JerriAnne Boggis, the Executive Director of the Black Heritage Trail of New Hampshire, is a writer, educator, and community activist who works to correct the historical record on the racial complexity and richness of New Hampshire’s diverse past. In 2015, Boggis was named by the New Hampshire Humanities Council as one of the 40 most influential New Hampshirites who have vastly enriched human understanding and whose original works and passion for excellence have put NH on the cultural map. In the same year, she also received the Telegraph award for being one of the 25 Extraordinary Women of Southern New Hampshire. In 2007, Boggis received the state Commission on the Status of Women’s 11th Annual Recognition Award for her tenacious efforts to raise awareness of Milford resident Harriet E. Wilson (1825-1900). Boggis’ publications includes: Refugee Resettlement in New Hampshire, Center for the Humanities, UNH; “Reflections and Memories,” Footsteps, Cobblestone Press, 2005 and Harriet Wilson’s New England: Race, Writing and Region, Co-Editor, UPNE, 2007. In 2009, Boggis was appointed to the U.S. Commission Civil Rights N.H. Advisory Committee and currently serves as its chair.

Joel Christian Gill is the chairman, CEO, president, director of development, majority and minority stock holder, manager, co-manager, regional manager, assistant to the regional manager, receptionist, senior black correspondent and janitor of Strange Fruit Comics.
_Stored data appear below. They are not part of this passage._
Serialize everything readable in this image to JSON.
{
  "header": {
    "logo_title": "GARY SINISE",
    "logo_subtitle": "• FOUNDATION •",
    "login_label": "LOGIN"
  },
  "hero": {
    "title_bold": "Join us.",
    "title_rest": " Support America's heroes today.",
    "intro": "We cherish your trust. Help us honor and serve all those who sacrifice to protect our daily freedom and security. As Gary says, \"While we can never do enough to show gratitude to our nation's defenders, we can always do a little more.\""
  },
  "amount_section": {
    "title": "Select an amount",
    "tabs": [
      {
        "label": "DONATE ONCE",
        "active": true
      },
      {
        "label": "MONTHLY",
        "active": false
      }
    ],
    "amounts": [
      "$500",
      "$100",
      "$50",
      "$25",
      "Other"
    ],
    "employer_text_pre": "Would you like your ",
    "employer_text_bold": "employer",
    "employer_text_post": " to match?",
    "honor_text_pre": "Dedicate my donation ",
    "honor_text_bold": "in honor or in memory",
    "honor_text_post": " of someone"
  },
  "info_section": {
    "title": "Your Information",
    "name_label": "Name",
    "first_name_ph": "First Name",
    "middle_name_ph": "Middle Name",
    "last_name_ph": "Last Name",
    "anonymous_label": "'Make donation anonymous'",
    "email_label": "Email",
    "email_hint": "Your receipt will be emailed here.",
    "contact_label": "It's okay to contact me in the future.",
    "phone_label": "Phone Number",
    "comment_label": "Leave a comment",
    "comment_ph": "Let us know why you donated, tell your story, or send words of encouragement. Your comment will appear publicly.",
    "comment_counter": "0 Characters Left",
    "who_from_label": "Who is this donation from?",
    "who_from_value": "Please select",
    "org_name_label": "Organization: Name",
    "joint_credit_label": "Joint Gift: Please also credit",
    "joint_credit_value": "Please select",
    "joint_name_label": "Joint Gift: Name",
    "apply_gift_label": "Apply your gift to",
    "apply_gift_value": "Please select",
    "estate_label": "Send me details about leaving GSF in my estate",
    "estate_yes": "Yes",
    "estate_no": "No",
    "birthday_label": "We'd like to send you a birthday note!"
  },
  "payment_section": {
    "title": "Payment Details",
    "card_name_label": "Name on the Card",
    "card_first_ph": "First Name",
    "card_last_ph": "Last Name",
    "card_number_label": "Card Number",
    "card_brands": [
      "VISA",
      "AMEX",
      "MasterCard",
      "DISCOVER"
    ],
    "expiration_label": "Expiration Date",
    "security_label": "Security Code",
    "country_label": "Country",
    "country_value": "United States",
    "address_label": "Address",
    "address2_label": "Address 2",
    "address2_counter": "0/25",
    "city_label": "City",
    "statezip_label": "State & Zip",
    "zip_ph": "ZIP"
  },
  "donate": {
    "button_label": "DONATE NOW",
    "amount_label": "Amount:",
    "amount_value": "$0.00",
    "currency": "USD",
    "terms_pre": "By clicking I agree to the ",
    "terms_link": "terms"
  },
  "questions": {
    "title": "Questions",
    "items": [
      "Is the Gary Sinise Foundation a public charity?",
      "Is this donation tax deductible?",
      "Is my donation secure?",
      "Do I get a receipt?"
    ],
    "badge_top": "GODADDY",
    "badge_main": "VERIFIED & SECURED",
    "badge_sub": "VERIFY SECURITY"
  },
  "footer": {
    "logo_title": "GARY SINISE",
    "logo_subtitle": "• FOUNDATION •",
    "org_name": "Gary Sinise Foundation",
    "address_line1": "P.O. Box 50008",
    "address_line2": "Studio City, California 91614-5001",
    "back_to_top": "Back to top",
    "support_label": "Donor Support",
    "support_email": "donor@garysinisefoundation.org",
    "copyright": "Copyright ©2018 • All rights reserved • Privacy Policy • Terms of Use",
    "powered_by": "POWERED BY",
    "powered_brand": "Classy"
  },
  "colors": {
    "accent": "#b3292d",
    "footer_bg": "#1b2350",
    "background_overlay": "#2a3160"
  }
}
He is the author/illustrator of 2 books from Fulcrum Publishing Strange Fruit vol I Uncelebrated Narratives from Black History May 2014 and Tales of the Talented Tenth Fall 2014. In his spare time he is a member of The Boston Comics Roundtable. He received his MFA from Boston University and a BA from Roanoke College. His secret lair is behind a secret panel in the kitchen of his house (sold separately) in New Boston, New Hampshire where he lives with his wife, four children a 2 talking dog and 2 psychic cats.

John Hodgson graduated from Dartmouth College and received his Ph.D. in English Literature from Yale University, then taught at Yale, the University of Georgia, and Harvard University before becoming a dean at Princeton University in 1994. At Princeton, he was the Dean of Forbes College until his retirement in August 2014. He is the author of three previous books: Wordsworth’s Philosophical Poetry (1980); Coleridge, Shelley, and Transcendental Inquiry (1989); and Sherlock Holmes: The Major Stories with Contemporary Critical Essays (1994). His essays have appeared in Studies in Romanticism, Romanticism on the Net, The Journal of English and Germanic Philology, Poetics Today, ELH, and American Literature and various other journals and in several of the MLA’s Approaches to Teaching . . . collections. His most recent essay on Arthur Conan Doyle appears in The Blackwell Companion to Crime Fiction (2010). His forthcoming book, Richard Potter, America’s First Black Celebrity (University of Virginia Press), will appear in January 2018.